There are other religious phenomena, such as Buddhism and Jainism, which, although lacking an idea of God in terms of reference, do practice a form of respect and reverence of the “sacred divinity,” as a generic element with characteristics much more general than the Christian, Muslim or Judaic “particular gods.”
Maintaining a unitary concept of religion based solely on one’s own experience and excluding other particularities, cannot be other than a form of fundamentalism which violates the most elemental test of religious freedom.
As Max Muller affirmed, “he who knows only one religion knows none,” which would express the idea with complete precision. Durkheim himself explains the key to this phenomenon:
”... religion is a universal phenomenon which appears in all known human societies. ...”
It is routine to use known models to attempt to define the unknown. This is a procedure used to excess by social investigators in many cases. Abusing comparative analysis will lead without a doubt to blindness when faced with standards of behavior, beliefs or experiences, which cannot be explained except by omitting any other factor and their similitudes.
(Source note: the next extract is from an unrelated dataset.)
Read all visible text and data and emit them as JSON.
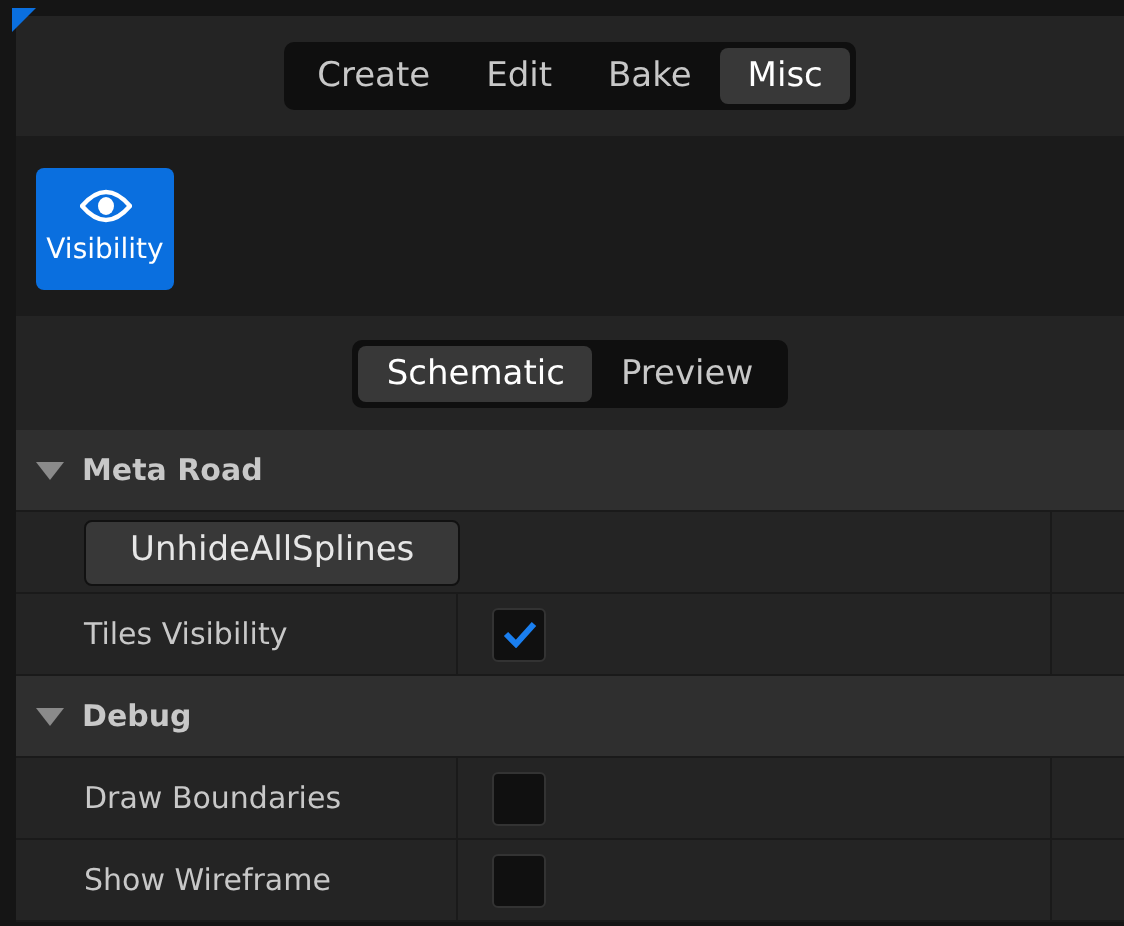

Religion is evidently the search, inherent in man, which the spirit makes in order to apprehend the “infinite”; the longing and endeavor of the being with regard to his sense of unfulfilled desire for infinity. Religion is, then, an absolute necessity, nothing less than a constituent of human existence, which the individual feels in order to “communicate with the infinite”; it is the source of what sustains the human being and on which man depends in many of its aspects. The definite proof of this is anthropological analysis in which distinct religious creeds or the lack of them are a determining factor for scholars in understanding social and individual standards of the behavior of societies.